Citing a distinct lack of threats clearly and presently endangering the wellbeing and safety of the American people, that nation's own federal government stepped into the breech. “We have all these resources just sitting around, which if we don't use, we lose,” said a spokesperson for the inaptly named Department of Justice (DoJ), who asked that her name not be used. She went on, saying, “Therefore, we shall continue to rob Americans of their liberty until the violent crime rates rise again, there's a nation-wide epidemic of carjackings, or a similar situation arises to justify spending mountains of tax dollars on our existence.”
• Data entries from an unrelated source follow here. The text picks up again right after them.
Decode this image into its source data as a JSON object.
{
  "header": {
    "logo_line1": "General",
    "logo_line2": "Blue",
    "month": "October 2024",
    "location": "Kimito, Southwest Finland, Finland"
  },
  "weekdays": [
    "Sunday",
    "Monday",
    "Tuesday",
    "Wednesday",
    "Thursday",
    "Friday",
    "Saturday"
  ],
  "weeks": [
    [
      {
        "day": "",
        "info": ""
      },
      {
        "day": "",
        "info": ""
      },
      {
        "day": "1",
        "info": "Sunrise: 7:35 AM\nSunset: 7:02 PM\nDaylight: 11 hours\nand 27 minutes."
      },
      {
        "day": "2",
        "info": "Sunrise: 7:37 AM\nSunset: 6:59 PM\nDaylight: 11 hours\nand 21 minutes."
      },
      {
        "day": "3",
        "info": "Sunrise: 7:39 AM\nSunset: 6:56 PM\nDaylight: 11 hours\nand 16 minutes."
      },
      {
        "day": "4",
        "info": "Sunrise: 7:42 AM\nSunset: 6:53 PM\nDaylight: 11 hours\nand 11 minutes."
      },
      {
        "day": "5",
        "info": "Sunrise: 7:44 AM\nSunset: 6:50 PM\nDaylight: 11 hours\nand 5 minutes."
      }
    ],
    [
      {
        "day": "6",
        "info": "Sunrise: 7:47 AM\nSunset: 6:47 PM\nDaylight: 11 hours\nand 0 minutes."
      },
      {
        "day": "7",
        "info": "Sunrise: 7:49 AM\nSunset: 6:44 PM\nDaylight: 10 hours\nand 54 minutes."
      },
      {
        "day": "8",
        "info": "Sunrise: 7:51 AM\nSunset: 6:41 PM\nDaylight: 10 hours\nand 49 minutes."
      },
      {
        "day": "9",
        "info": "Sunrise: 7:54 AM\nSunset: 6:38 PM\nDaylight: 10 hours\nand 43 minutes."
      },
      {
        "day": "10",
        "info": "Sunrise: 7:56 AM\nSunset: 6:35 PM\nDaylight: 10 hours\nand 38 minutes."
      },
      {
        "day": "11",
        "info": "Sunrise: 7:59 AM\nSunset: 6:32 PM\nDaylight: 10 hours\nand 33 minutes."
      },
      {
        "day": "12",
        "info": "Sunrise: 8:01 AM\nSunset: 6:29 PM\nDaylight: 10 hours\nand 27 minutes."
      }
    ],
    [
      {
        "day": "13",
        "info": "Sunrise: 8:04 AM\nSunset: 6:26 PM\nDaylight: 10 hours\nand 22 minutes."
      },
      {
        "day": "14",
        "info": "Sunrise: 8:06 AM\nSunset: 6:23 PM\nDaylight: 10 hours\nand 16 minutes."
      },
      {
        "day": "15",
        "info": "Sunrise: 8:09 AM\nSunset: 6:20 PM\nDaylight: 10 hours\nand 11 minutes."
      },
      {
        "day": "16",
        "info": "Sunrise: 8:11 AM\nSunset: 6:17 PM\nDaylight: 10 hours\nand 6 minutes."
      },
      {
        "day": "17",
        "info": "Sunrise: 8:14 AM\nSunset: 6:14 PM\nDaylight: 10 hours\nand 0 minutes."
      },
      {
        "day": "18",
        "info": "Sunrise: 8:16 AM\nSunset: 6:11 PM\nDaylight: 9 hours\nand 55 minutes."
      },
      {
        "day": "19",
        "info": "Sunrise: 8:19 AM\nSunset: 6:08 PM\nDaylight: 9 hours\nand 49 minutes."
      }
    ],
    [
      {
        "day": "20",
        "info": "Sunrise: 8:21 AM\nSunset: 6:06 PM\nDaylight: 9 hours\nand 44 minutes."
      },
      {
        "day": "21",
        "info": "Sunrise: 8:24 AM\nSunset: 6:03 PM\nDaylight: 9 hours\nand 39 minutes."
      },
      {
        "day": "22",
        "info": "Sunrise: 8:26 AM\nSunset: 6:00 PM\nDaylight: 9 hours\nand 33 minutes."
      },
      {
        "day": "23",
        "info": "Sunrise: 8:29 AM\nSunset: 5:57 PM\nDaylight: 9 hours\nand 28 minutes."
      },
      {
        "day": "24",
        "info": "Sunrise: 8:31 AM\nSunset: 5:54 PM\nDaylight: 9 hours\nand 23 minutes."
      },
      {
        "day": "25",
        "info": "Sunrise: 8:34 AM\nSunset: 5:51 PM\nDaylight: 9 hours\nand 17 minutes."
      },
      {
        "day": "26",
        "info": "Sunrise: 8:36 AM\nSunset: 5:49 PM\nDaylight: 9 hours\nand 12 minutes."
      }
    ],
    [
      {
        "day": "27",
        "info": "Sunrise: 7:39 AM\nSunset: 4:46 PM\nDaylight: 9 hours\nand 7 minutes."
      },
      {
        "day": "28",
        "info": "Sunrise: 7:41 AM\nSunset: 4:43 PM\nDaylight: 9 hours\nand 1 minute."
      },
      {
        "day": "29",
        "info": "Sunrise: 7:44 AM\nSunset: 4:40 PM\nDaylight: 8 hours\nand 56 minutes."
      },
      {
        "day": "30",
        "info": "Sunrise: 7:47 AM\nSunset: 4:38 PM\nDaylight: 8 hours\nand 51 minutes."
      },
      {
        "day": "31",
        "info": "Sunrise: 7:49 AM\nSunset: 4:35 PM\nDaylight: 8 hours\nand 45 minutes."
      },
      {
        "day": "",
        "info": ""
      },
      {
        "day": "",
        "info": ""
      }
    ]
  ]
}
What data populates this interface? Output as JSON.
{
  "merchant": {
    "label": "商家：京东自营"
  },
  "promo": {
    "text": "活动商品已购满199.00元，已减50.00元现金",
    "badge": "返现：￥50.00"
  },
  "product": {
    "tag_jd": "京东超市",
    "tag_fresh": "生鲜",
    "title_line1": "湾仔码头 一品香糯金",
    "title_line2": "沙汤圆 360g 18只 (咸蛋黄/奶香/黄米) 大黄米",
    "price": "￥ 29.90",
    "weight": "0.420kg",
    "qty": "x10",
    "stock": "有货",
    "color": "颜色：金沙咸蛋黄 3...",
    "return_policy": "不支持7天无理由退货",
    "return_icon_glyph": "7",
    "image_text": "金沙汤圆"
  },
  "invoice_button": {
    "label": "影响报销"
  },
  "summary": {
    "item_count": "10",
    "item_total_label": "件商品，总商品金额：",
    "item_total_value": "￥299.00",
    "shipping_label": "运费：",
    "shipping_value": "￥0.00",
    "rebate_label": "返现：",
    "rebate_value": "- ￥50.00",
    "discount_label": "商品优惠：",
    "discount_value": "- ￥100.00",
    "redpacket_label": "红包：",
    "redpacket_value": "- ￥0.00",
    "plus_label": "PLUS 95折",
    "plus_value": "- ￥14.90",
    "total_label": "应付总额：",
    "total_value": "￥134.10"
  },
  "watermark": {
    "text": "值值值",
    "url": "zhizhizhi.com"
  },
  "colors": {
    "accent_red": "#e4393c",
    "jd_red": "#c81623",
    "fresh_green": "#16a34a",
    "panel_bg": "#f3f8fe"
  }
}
The DoJ is ratcheting up its efforts to prosecute and imprison Ynki civilians who insist upon exercising rights granted them in the XIV Amendment to their Constitution. “I smoke weed because I decide what to do with this body,” said upstanding citizen and small business owner Dwainn Robert Whittlewood, 36, of Detroit, Michigan. “And since a judge has never banned me personally from smoking that sweet sticky weed, the fourteenth Amendment protects my right to spark it up, toke it up, and smoke it up.” The National American Association of District-Court Justices (and their Spouses), an advocacy group, approached the situation more gingerly. Said their spokesperson, 54 year-old Wailandt Jane Hoffstedt, “Our jobs depend to a large part on busting people for stupid shit like smoking or possessing marijuana. It wasn't always like this – back before the federal government launched the longest war in our history, our foolhardy War on Drugs, we used to pass judgment on people who were truly a risk to themselves, or to society. Now, though, the cottage industry consisting of parole officers, privately-run prisons, lobbyists, and overseers has become so massive that it has taken on a life of its own, constructing policy and thriving on the death of individual liberty and the incarceration of non-violent drug offenders. Something has to change.”
There is no clear sign when the federal government might start protecting liberty instead of destroying it, although the courageous citizens of Colorado and Washington dealt clear blows to state-sanctioned oppression by passing laws that legalized the recreational use of marijuana. Perhaps, as some point this century, the rest of America will grow some balls and stand up the bullies in D.C. who harass us and deny us our liberty, this nation's lifeblood; we shall soon see, however, just how tyrannical our federal government has become, and just how far it will go to enforce unjust laws from bygone eras. (While researching this article, the author's trash was twice searched by federal agents, who at one point backed their car over his cat in their haste to flee direct, verbal confrontation.)